I was recently looking into the DB layer of MIG, searching for ways to reduce the processing time of an action running on several thousands agents. One area of the code that was blatantly inefficient concerned database insertions.

When MIG's scheduler receives a new action, it pulls a list of eligible agents, and creates one command per agent. One action running on 2,000 agents will create 2,000 commands in the ''commands'' table of the database. The scheduler needs to generate each command, insert them into postgres and send them to their respective agents.

MIG uses separate goroutines for the processing of incoming actions, and the storage and sending of commands. The challenge was to avoid individually inserting each command in the database, but instead group all inserts together into one big operation.

Go provides a very elegant way to solve this very problem.

At a high level, MIG Scheduler works like this:

  1. a new action file in json format is loaded from the local spool and passed into the NewAction channel
  2. a goroutine picks up the action from the NewAction channel, validates it, finds a list of target agents and create a command for each agent, which is passed to a CommandReady channel
  3. a goroutine listens on the CommandReady channel, picks up incoming commands, inserts them into the database and sends them to the agents (plus a few extra things)
The CommandReady goroutine is where optimization happens. Instead of processing each command as they come, the goroutine uses a select() statement to either pick up a command, or timeout after one second of inactivity.
// Goroutine that loads and sends commands dropped in ready state
// it uses a select and a timeout to load a batch of commands instead of
// sending them one by one
go func() {
    ctx.OpID = mig.GenID()
    readyCmd := make(map[float64]mig.Command)
    ctr := 0
    for {
        select {
        case cmd := <-ctx.Channels.CommandReady:
            ctr++
            readyCmd[cmd.ID] = cmd
        case <-time.After(1 * time.Second):
            if ctr > 0 {
                var cmds []mig.Command
                for id, cmd := range readyCmd {
                    cmds = append(cmds, cmd)
                    delete(readyCmd, id)
                }
                err := sendCommands(cmds, ctx)
                if err != nil {
                    ctx.Channels.Log <- mig.Log{OpID: ctx.OpID, Desc: fmt.Sprintf("%v", err)}.Err()
                }
            }
            // reinit
            ctx.OpID = mig.GenID()
            ctr = 0
        }
    }
}()

As long as messages are incoming, the select() statement will elect the case when a message is received, and store the command into the readyCmd map.
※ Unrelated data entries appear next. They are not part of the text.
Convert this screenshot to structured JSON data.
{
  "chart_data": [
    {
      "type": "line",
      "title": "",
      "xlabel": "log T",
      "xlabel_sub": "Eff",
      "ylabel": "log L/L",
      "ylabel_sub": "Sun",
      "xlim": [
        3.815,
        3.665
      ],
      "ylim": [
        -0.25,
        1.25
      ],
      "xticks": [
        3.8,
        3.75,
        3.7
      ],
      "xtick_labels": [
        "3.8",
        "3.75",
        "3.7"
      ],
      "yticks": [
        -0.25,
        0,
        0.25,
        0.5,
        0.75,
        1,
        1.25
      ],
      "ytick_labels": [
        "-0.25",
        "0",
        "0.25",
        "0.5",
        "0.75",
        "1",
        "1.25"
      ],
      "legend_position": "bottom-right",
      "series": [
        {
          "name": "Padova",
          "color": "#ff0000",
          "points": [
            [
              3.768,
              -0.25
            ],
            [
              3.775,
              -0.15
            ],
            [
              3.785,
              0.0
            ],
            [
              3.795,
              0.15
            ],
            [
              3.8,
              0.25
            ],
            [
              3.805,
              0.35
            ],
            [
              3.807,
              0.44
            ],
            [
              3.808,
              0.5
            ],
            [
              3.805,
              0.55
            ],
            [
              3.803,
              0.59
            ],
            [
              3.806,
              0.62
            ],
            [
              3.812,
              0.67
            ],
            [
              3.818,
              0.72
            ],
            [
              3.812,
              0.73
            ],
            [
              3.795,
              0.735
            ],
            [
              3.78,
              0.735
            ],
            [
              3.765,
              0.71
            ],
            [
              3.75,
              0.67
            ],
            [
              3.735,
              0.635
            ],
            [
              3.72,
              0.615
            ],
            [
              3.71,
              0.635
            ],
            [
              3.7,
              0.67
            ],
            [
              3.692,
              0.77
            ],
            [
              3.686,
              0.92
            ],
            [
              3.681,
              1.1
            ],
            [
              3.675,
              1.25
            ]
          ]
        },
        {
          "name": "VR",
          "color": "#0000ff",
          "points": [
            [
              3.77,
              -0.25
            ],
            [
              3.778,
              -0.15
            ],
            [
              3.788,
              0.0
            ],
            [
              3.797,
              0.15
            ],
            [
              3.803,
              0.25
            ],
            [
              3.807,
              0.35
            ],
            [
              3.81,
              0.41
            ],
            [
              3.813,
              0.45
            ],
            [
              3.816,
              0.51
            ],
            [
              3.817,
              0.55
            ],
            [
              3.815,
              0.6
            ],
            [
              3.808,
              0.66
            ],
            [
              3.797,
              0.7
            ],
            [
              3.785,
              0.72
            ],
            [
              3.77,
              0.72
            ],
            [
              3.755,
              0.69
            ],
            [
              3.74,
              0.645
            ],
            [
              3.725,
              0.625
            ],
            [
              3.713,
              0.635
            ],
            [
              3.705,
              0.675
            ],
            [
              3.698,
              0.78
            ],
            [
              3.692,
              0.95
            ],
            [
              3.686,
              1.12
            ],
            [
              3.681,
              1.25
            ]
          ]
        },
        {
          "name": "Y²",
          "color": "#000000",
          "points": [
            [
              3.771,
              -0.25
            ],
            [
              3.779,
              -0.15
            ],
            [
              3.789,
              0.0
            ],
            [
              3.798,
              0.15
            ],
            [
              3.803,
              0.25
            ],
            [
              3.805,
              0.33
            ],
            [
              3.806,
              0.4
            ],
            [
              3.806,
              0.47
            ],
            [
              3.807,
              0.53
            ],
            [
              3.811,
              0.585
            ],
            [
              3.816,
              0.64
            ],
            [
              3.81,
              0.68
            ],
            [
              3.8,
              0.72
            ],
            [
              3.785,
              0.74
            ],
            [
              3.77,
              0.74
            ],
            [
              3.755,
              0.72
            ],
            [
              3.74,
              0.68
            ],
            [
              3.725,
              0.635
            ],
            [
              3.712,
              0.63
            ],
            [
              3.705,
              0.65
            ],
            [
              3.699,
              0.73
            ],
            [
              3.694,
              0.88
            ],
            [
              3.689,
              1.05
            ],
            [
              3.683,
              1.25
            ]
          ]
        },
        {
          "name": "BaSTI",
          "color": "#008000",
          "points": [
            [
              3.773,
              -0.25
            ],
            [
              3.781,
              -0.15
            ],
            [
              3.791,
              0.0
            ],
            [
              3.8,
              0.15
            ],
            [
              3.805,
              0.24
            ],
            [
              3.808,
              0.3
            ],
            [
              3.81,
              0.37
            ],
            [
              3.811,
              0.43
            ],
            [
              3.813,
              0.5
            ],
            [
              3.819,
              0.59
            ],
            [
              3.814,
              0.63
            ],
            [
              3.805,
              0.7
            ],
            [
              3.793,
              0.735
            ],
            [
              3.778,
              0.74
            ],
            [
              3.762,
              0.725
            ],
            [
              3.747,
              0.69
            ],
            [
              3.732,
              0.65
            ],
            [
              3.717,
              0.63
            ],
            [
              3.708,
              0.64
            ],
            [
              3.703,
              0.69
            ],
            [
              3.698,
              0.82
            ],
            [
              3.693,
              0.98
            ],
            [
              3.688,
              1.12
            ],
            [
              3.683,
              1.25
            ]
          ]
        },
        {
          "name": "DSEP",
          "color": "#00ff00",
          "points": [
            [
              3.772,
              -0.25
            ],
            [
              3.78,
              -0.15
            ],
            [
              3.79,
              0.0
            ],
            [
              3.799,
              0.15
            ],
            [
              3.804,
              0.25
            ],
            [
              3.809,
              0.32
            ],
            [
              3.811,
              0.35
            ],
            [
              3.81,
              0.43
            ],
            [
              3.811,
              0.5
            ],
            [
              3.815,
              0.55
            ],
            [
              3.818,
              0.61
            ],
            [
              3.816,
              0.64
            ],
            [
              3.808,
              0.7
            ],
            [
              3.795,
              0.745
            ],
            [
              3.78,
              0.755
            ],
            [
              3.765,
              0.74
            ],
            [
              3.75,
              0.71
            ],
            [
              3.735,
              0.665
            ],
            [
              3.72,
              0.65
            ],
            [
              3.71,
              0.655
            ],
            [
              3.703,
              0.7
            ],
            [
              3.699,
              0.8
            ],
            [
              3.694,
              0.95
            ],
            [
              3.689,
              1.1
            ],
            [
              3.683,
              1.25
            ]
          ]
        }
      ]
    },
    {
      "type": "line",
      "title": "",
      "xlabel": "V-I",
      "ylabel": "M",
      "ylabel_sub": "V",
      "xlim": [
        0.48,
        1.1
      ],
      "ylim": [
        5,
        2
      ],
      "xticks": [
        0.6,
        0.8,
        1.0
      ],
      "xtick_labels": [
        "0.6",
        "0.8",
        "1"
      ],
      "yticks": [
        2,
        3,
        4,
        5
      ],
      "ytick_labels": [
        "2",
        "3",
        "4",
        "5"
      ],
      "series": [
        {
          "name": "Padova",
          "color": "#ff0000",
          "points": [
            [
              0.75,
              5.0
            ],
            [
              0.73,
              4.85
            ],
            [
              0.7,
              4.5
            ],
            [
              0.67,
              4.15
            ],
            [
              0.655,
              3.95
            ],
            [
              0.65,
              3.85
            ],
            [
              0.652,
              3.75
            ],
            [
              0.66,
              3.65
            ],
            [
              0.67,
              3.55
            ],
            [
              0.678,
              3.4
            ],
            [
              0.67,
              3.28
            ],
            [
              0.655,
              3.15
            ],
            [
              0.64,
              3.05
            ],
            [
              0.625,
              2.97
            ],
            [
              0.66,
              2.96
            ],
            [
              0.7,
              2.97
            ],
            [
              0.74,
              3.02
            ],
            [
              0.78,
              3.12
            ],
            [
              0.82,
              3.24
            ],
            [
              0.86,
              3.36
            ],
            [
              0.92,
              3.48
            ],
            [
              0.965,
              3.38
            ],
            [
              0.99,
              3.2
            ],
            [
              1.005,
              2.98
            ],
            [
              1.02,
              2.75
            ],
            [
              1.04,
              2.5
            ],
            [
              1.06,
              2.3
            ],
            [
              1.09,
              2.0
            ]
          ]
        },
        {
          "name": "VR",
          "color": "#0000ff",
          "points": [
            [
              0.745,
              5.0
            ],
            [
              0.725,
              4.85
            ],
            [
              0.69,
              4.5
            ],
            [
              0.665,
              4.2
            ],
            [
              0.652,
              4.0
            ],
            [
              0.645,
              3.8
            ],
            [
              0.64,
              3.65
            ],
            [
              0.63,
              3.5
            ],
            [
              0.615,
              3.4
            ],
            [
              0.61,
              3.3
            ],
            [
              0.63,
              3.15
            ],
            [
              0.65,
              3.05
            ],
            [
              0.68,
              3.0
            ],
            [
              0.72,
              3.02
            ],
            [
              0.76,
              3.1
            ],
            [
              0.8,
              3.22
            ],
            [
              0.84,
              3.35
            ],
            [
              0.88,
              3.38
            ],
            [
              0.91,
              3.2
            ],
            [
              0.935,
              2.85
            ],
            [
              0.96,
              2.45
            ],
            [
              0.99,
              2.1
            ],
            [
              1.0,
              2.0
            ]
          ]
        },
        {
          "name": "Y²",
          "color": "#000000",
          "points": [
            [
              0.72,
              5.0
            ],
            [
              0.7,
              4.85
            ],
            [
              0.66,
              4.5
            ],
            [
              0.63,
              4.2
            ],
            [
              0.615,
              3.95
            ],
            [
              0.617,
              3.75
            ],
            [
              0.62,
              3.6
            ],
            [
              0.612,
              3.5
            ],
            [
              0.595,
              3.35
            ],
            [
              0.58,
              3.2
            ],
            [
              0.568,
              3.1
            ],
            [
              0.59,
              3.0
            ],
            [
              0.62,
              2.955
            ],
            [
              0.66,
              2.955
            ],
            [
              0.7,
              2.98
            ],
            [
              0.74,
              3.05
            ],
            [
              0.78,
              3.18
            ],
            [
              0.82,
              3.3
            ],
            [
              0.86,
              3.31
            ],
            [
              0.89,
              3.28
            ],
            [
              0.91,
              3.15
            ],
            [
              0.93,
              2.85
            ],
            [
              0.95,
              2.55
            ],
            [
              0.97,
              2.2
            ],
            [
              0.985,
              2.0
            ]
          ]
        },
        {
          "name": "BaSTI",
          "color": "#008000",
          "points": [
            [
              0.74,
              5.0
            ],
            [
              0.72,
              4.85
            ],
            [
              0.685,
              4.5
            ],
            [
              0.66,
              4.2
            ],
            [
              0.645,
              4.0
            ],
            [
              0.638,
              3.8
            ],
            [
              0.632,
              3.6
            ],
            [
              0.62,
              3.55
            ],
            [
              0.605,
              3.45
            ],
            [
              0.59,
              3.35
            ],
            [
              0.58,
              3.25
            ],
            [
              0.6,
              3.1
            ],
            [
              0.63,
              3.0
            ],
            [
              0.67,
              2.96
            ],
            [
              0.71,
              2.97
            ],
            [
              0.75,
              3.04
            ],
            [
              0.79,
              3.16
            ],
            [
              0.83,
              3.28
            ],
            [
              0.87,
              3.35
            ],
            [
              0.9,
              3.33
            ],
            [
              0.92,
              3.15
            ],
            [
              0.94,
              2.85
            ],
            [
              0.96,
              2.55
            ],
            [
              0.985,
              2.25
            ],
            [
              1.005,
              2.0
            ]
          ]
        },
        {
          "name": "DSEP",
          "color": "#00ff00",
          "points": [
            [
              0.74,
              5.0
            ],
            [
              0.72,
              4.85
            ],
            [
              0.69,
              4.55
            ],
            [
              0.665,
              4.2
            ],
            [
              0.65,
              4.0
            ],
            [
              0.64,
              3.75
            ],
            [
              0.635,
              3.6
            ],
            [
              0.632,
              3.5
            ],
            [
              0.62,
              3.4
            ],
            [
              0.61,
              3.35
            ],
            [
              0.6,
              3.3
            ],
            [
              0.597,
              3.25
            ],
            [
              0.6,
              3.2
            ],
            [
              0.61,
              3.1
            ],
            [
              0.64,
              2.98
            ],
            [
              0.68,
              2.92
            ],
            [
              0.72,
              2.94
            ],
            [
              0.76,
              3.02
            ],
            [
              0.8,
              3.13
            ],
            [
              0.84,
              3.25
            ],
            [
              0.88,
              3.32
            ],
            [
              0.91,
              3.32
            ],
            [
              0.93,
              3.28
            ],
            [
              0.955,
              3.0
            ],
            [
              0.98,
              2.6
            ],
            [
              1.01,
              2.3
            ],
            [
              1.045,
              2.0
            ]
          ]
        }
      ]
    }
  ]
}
When messages stop coming for one second, the select statement will fall into its second case: time.After(1 * time.Second).

In the second case, the readyCmd map is emptied and all commands are sent as one operation. Later in the code, a big INSERT statement that include all commands is executed against the postgres database.

In essence, this algorithm is very similar to a Japanese Shishi-odoshi.

shishi-odoshi.gif

The current logic is not yet optimal. It does not currently set a maximum batch size, mostly because it does not currently need to. In my production environment, the scheduler manages  about 1,500 agents, and that's not enough to worry about limiting the batch size.